Il suo album parla di inciampi, consapevolezze e scoperte. Cos'è cambiato dal suo incidente?
«Tutto. Non sono il primo ad aver avuto un incidenteccio, ma è la prima volta che è capitato a me. Lo sguardo si è spostato. Si è manifestata una vulnerabilità astratta che prima percepivo esclusivamente come ipotesi. Come questo sia finito nelle canzoni, poi, non so dirlo: sono nate nel periodo del recupero e custodiscono un desiderio di guarigione».

Come fa la sua musica ad attraversare le generazioni ea raccontarle, a rimanere senza tempo ma a farne parte?

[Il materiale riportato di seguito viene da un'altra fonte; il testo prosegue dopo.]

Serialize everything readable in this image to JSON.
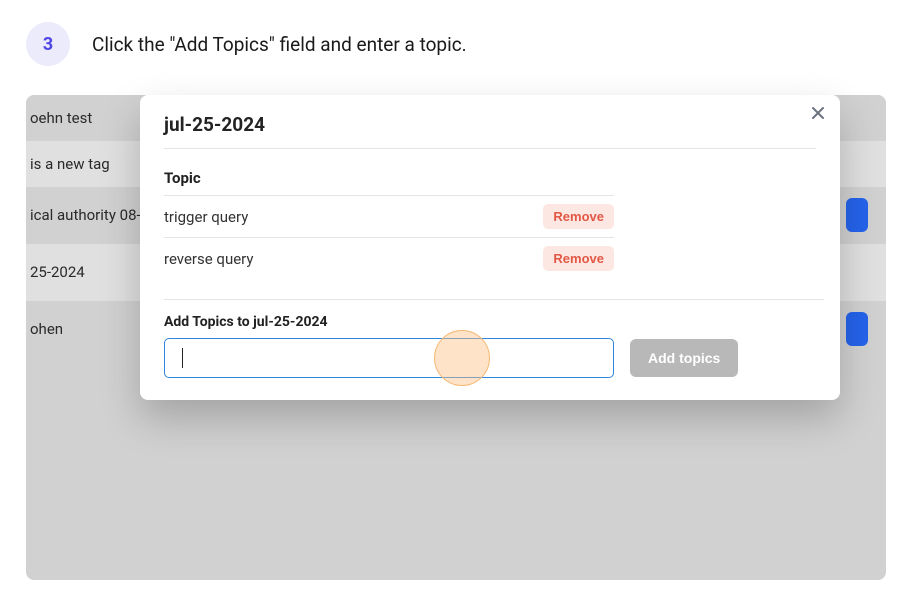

«È un regalo di cui non ho meriti e su cui non ho un controllo. Credo che abbia a che fare con quello che sono, con gli interessi e le passioni che mi nutrono. Rimango curioso rispetto alla musica nuova, alla tecnologia, al mondo che cambia. Questa curiosità è probabile che finisca nelle canzoni e che sia condivisa da chi ha uno sguardo simile al mio. E quello non è uno sguardo che ha a che fare con l'età, ma che ha a che fare con la vita».

Cos'è, per lei, «grande da far paura»? E come fa a riconoscersi?

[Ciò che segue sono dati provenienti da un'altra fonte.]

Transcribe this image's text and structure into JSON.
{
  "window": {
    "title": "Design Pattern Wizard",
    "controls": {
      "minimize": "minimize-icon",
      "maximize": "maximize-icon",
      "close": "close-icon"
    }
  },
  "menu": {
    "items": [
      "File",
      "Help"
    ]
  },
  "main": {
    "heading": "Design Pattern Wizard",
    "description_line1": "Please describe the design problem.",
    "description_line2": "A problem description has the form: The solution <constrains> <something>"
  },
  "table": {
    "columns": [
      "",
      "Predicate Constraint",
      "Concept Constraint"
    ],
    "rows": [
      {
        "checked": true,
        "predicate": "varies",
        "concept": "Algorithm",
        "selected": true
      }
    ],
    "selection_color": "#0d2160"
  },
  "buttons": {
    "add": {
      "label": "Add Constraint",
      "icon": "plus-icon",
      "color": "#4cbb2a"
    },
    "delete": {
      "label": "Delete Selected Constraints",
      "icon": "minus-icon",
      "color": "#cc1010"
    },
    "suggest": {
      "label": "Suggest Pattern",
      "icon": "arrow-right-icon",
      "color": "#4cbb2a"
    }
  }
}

«Il mistero, quello che non si vede ma che si manifesta nelle forme più disparate. Lo potremmo chiamare Padre eterno, universo, ma non so dargli un nome. Ci fa sentire piccoli. Per fortuna viene in soccorso la musica. L'idea che delle frequenze, dei suoni ti commuovano, ti facciano piangere, ridere, ballare, rimane un enigma».

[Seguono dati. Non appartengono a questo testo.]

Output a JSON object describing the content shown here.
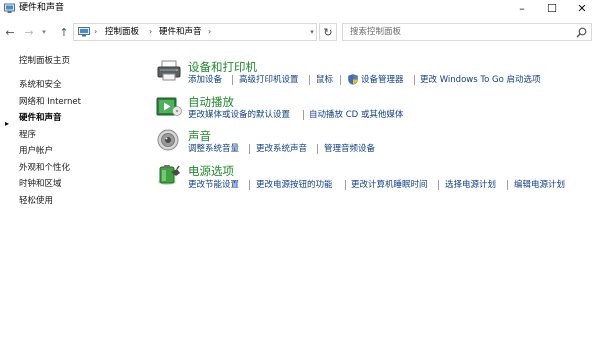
{
  "window": {
    "title": "硬件和声音",
    "minimize": "–",
    "maximize": "☐",
    "close": "✕"
  },
  "nav": {
    "back": "←",
    "forward": "→",
    "recent": "▾",
    "up": "↑",
    "breadcrumb": [
      "控制面板",
      "硬件和声音"
    ],
    "separator": "›",
    "dropdown": "▾",
    "refresh": "↻"
  },
  "search": {
    "placeholder": "搜索控制面板"
  },
  "sidebar": {
    "home": "控制面板主页",
    "items": [
      {
        "label": "系统和安全",
        "active": false
      },
      {
        "label": "网络和 Internet",
        "active": false
      },
      {
        "label": "硬件和声音",
        "active": true
      },
      {
        "label": "程序",
        "active": false
      },
      {
        "label": "用户帐户",
        "active": false
      },
      {
        "label": "外观和个性化",
        "active": false
      },
      {
        "label": "时钟和区域",
        "active": false
      },
      {
        "label": "轻松使用",
        "active": false
      }
    ],
    "active_marker": "▸"
  },
  "categories": [
    {
      "title": "设备和打印机",
      "icon": "printer-icon",
      "links": [
        "添加设备",
        "高级打印机设置",
        "鼠标",
        "设备管理器",
        "更改 Windows To Go 启动选项"
      ]
    },
    {
      "title": "自动播放",
      "icon": "autoplay-icon",
      "links": [
        "更改媒体或设备的默认设置",
        "自动播放 CD 或其他媒体"
      ]
    },
    {
      "title": "声音",
      "icon": "speaker-icon",
      "links": [
        "调整系统音量",
        "更改系统声音",
        "管理音频设备"
      ]
    },
    {
      "title": "电源选项",
      "icon": "battery-icon",
      "links": [
        "更改节能设置",
        "更改电源按钮的功能",
        "更改计算机睡眠时间",
        "选择电源计划",
        "编辑电源计划"
      ]
    }
  ],
  "colors": {
    "category_title": "#1f8a2c",
    "link": "#0f3f8c",
    "border": "#d9d9d9"
  }
}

Nel pezzo «La grande emozione», dice che «la strada si traccia avanzando a colpi di vita e passione». Cosa c'è nel suo futuro? A chi deve questa determinazione?
«C'è la voglia di continuare ad esserci, di cavalcare questa mia esistenza. La determinazione la devo al fatto che dà dei frutti ei frutti, si sa, ti fanno venire voglia di seminare ancora. Se non avessi avuto riscontro, sarei stato meno determinato. Cadere e rialzarsi».

È il primo superospite di Sanremo. Un nuovo album, un nuovo tour. Uso i suoi versi: è questa la vita che sognava da bambino? Cosa direbbe ora a quel bambino per convincerlo a crederci?
«È molto di più della vita che sognavo da bambino. Io volevo fare musica, stare nel mondo dello spettacolo. Quel bambino lo ringrazierei perché ha avuto una bella idea a portarmi fino a qua. È stato lui. Esiste ancora: ci parlo, si manifesta come uno spiritello, mi gira intorno, mi fa lo sgambetto o qualche scherzo».